China's "30-60" Targets Drive Ambitious Energy Transformation:

In 2020, China announced the target to peak emissions by 2030 and achieve carbon neutrality by 2060 (the 30-60 targets). To achieve this goal, China is actively promoting energy conservation and electrification to meet demand. The country aims to reduce fossil fuel consumption and increase the use of renewable energy sources. China is also diversifying its energy supplies and enhancing its smart grid for improved energy security. Furthermore, China is emphasizing the growth of renewable energy in transportation, including the advancement of electric vehicles, and enhancing energy efficiency in its transportation network.

China Leads Global Investment in Clean Energy Projects:

In 2022, China accounted for nearly half of the world’s low-carbon spending, investing a staggering $546 billion in clean energy projects. The EU came in second position with  $180 billion in clean energy investments, nearly 3 times lower than China. U.S. investments totaled $141 billion which is nearly four times lower than China’s. In the low-carbon manufacturing sector, China accounted for over 90% of the $79 billion invested globally last year.

Clean Energy Booms in China, Contributing 40% to Economic Growth:

An analysis published by the Centre for Research on Energy and Clean Air (CREA) revealed that China's investment in renewable energy infrastructure totaled $890 billion in 2023, nearly matching global investments in fossil fuel supply for the same year. According to a report published by Global Research agency, China’s clean energy sector contributed to 40% of its economic growth in 2023. Clean energy, including renewable energy, nuclear power, electricity grids, energy storage, electric vehicles (EVs), and railways, contributed 9.0% to China's GDP in 2023, up from 7.2% the previous year. The growth was primarily driven by the solar, EV, and energy storage industries.
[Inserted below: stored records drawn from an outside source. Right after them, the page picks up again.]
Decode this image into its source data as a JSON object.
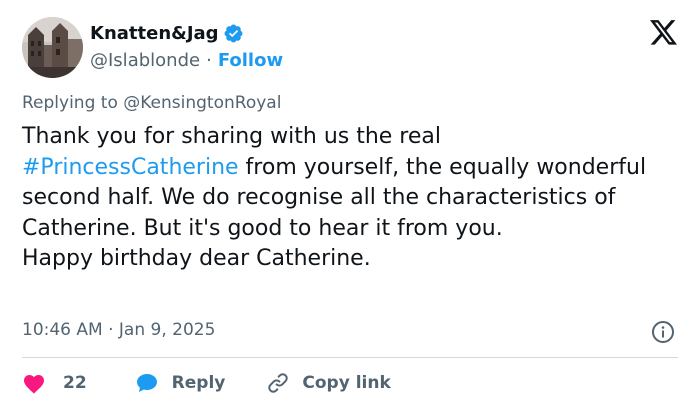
{
  "tweet": {
    "author_name": "Knatten&Jag",
    "handle": "@Islablonde",
    "separator": "·",
    "follow_label": "Follow",
    "replying_to": "Replying to @KensingtonRoyal",
    "text_line1": "Thank you for sharing with us the real\n",
    "hashtag": "#PrincessCatherine",
    "text_rest": " from yourself, the equally wonderful second half. We do recognise all the characteristics of Catherine. But it's good to hear it from you.\nHappy birthday dear Catherine.",
    "timestamp": "10:46 AM · Jan 9, 2025"
  },
  "actions": {
    "likes_count": "22",
    "reply_label": "Reply",
    "copy_link_label": "Copy link"
  },
  "colors": {
    "accent": "#1d9bf0",
    "like": "#f91880",
    "secondary_text": "#536471",
    "divider": "#cfd9de"
  },
  "icons": [
    "verified-badge-icon",
    "x-logo-icon",
    "info-icon",
    "heart-icon",
    "reply-bubble-icon",
    "link-icon"
  ]
}
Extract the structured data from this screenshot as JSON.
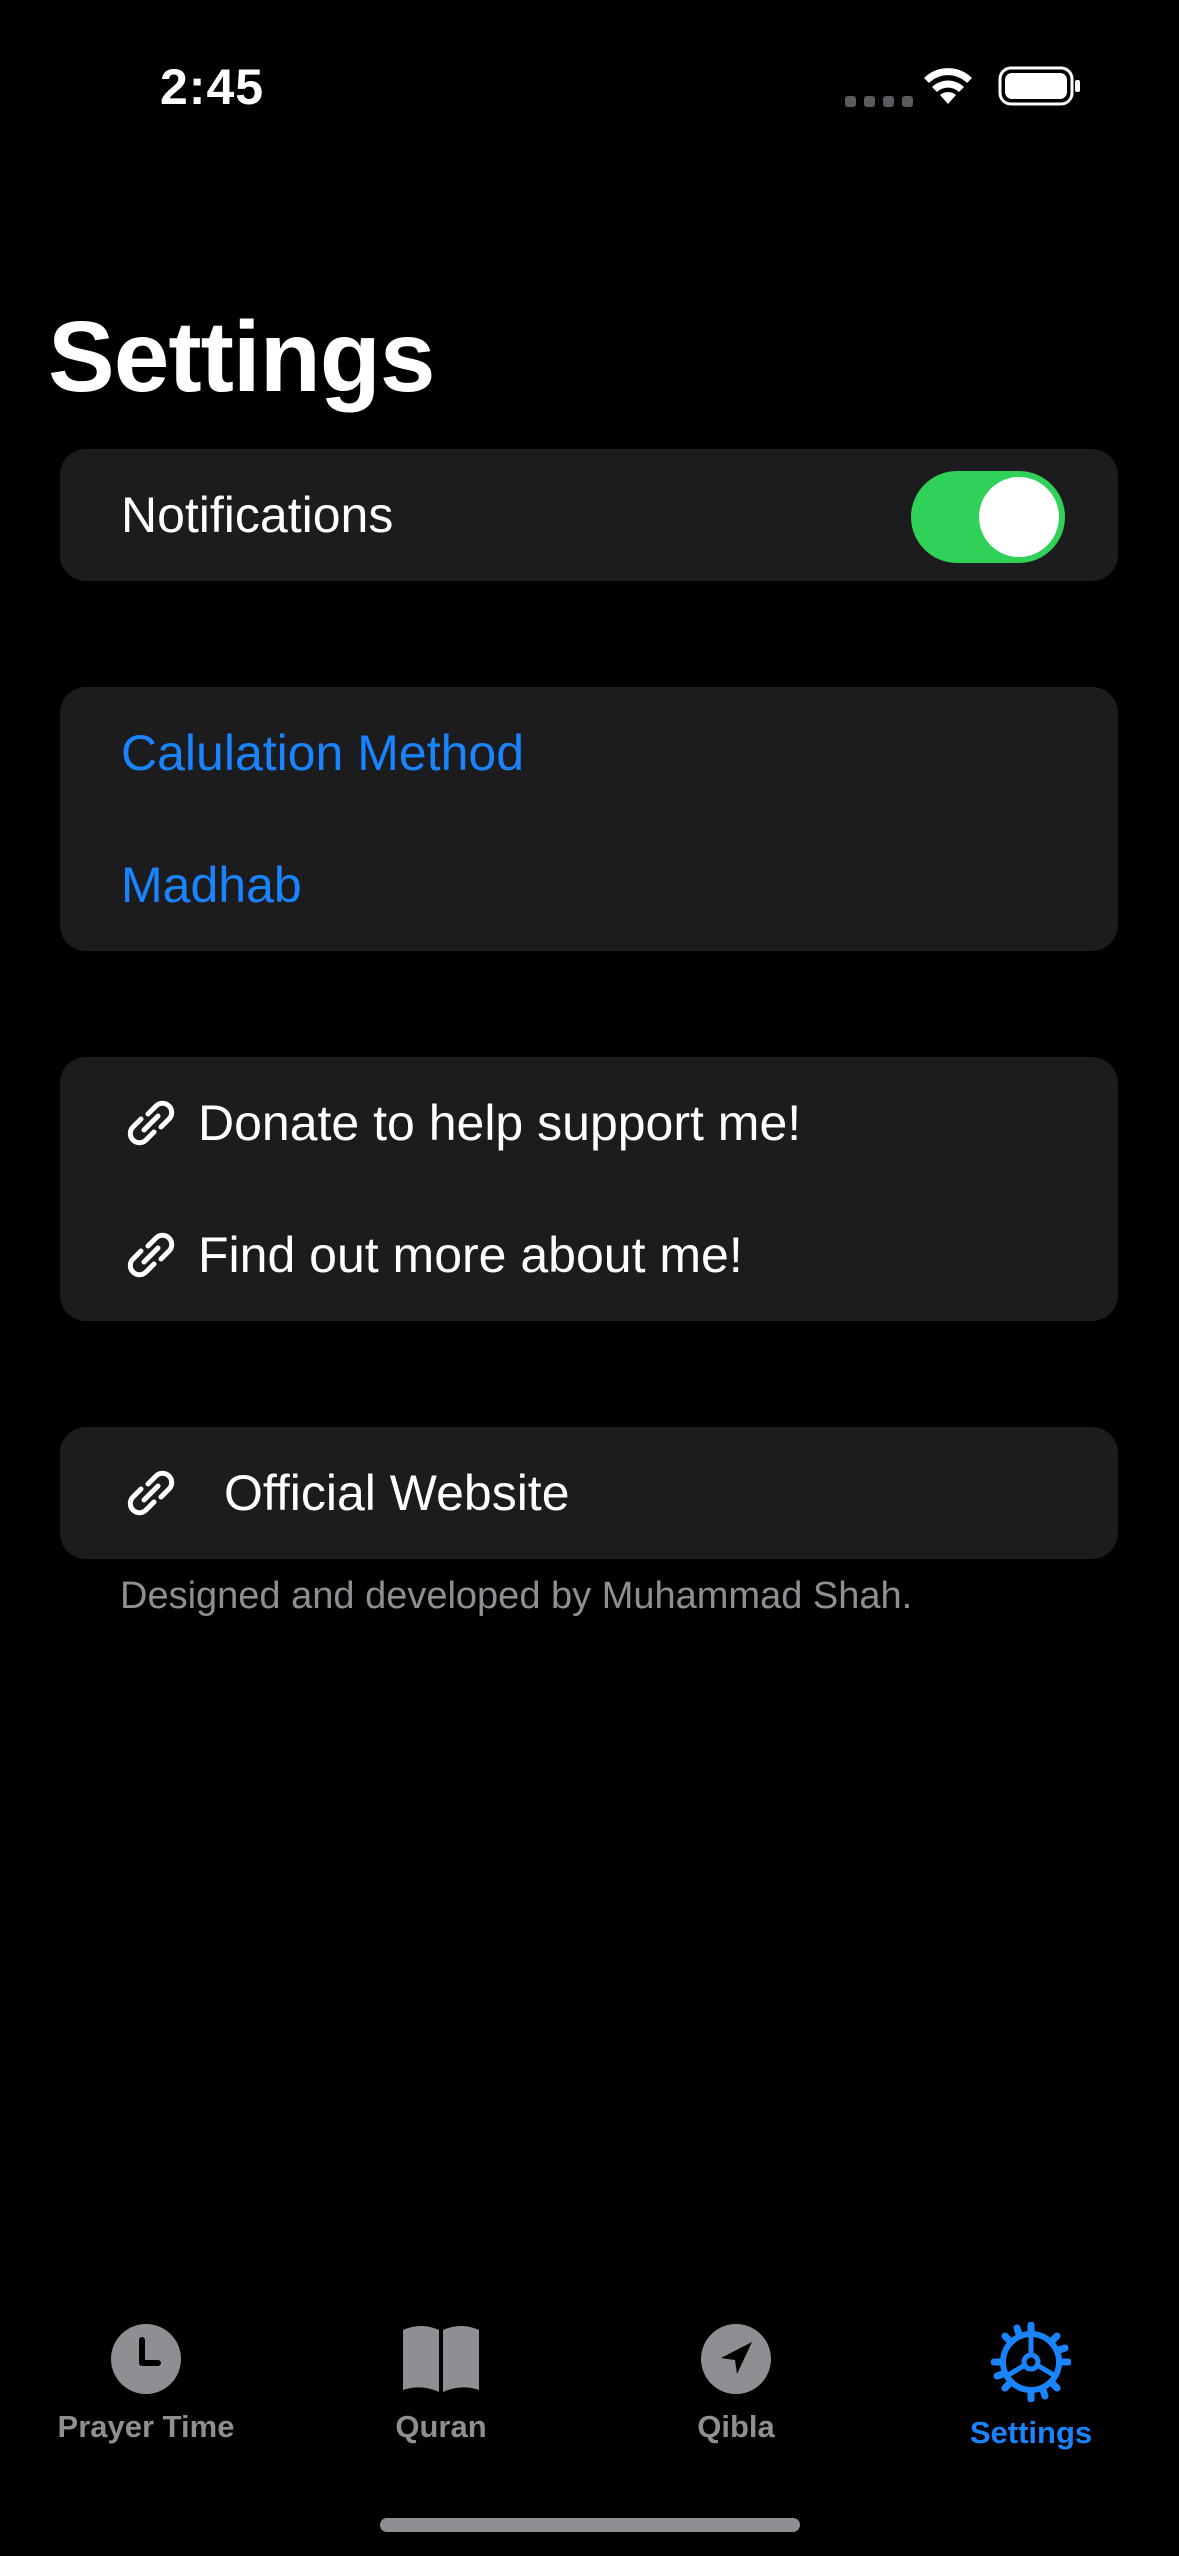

China's solar sector expanded by 63% to reach $350 billion in 2023, while EV production increased by 36%. This expansion of clean energy was further bolstered by a shift in capital from the slowing property sector to high-end manufacturing, marking a significant change in China's overall economic strategy, according to CREA.

EU Aims to Reduce Reliance on China with Boost in Clean Tech Production:

On February 6, 2024, EU states and lawmakers reached a deal to boost Europe's production of clean technologies, including solar, wind, and carbon capture, aiming to reduce reliance on China and attract more investment. The agreement sets a target for producing at least 40% of green tech used in the EU within the bloc by 2030. The deal includes "strategic" technologies such as nuclear and renewables, aligning with the EU's goal to become carbon-neutral by 2050. It also aims to streamline permit processes and give preference to European companies in public tenders, mirroring similar efforts by China and the US. The law is set to take effect after formal approval by EU states and the parliament.

US Inflation Reduction Act Targets China's Dominance in Clean Energy:

The Inflation Reduction Act, signed by President Biden on August 16, 2022, boasts the largest US investment in climate action to date, injecting $370 billion into clean energy and climate initiatives. The act seeks to reduce China's dominance by providing substantial subsidies to domestic manufacturing. One key aspect of the act involves offering consumers significant tax credits when they buy an electric vehicle, however, these credits are only available if the majority of the battery components are manufactured or assembled in North America.Top of Form

China's leadership in renewable energy investment and research highlights its strategic vision. As the world moves towards a greener future, China's influence on the global energy landscape will remain significant. To catch up, the United States and Europe must quickly strengthen their domestic manufacturing capacities. Despite challenges, collaboration, open markets, and a strong commitment to sustainability are crucial for achieving a truly green and fair energy future for everyone. This transformation will benefit the entire planet.